Un de vos collaborateurs a pris la peine de relever et de citer un à un tous les passages de ma traduction de Résurrection qui ne sont pas absolument conformes au texte russe, et tous les passages du texte russe que j’ai omis ou abrégés dans ma traduction. C’est là un travail qui fait honneur à sa patience, et qui n’a, par ailleurs, rien pour m’affliger : car jamais je n’ai prétendu que ma traduction fût parfaite, et j’ai toujours donné à entendre qu’une traduction trop littérale était pour moi une mauvaise traduction.
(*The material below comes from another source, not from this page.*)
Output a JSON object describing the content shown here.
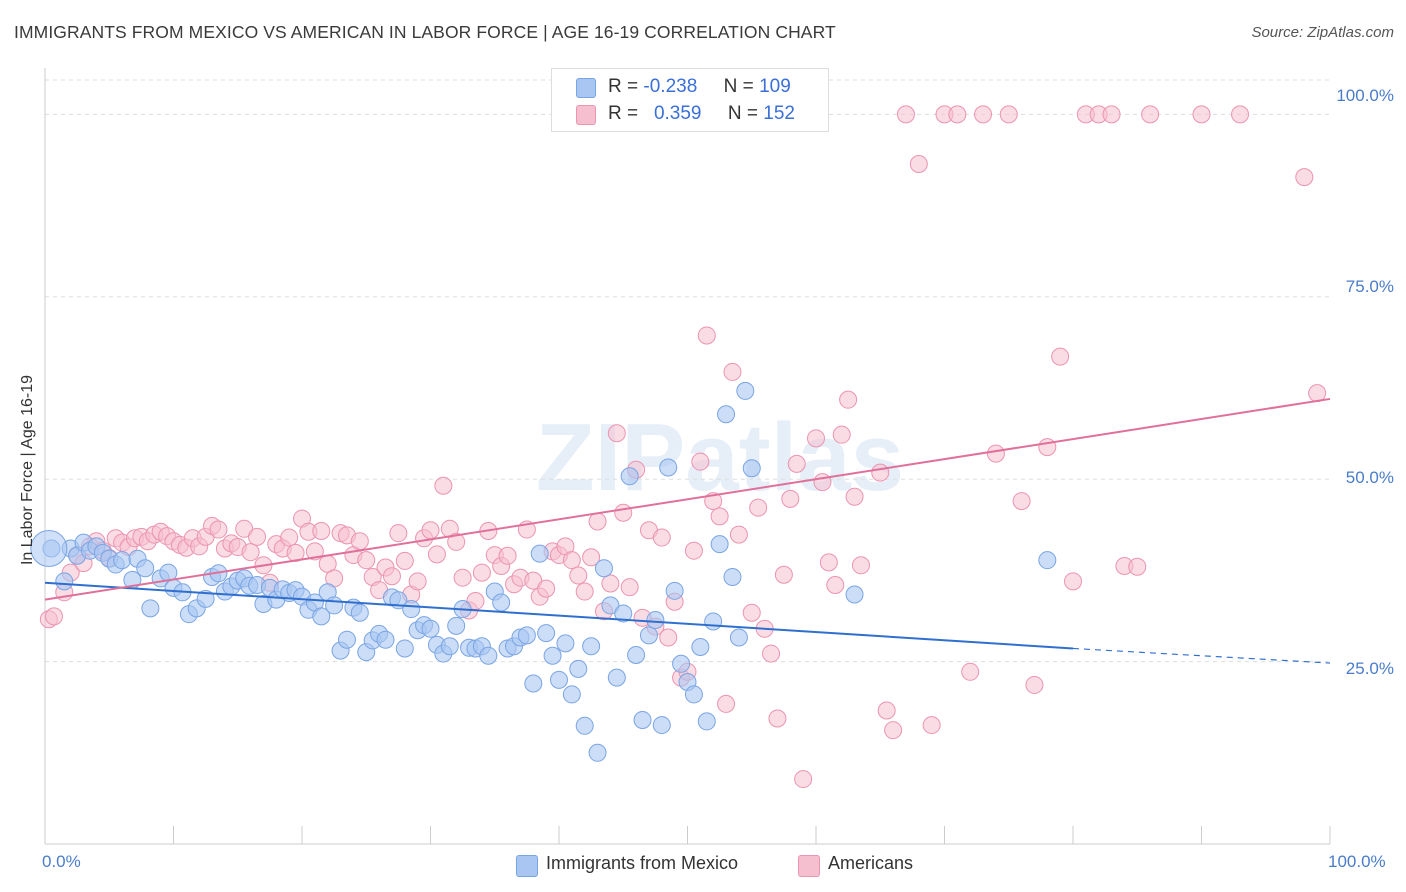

Aussi me garderais-je de répondre à votre collaborateur si celui-ci n’avait mis en cause, dans son article, la direction de l’Écho de Paris, où j’ai fait paraître en feuilleton une traduction du roman du comte Tolstoï. Et comme le malheur a voulu que toutes ses observations se rapportant à l’Écho de Paris fussent complètement inexactes, je ne puis m’empêcher de protester contre elles.

Votre collaborateur se trompe, d’abord, quand il croit que la direction de l’Écho de Paris a exigé de M. Tchertkof que la traduction du roman me fût confiée. J’ai entrepris cette traduction sur la demande expresse d’un des fils du comte Tolstoï, et je l’ai acceptée qu’après m’y être longtemps refusé, n’étant traducteur ni par goût ni par métier. J’ai ensuite, toujours sur la demande du comte Tolstoï, offert le roman (avant d’en avoir le manuscrit) à plusieurs journaux qui n’ont pas cru devoir l’accepter. Seul l’Écho de Paris a tout de suite consenti aux conditions exigées par les représentants de l’auteur. Vous voyez, Monsieur, que le « nationalisme » de ce journal, ni mon « catholicisme », n’ont joué aucun rôle dans toute cette affaire.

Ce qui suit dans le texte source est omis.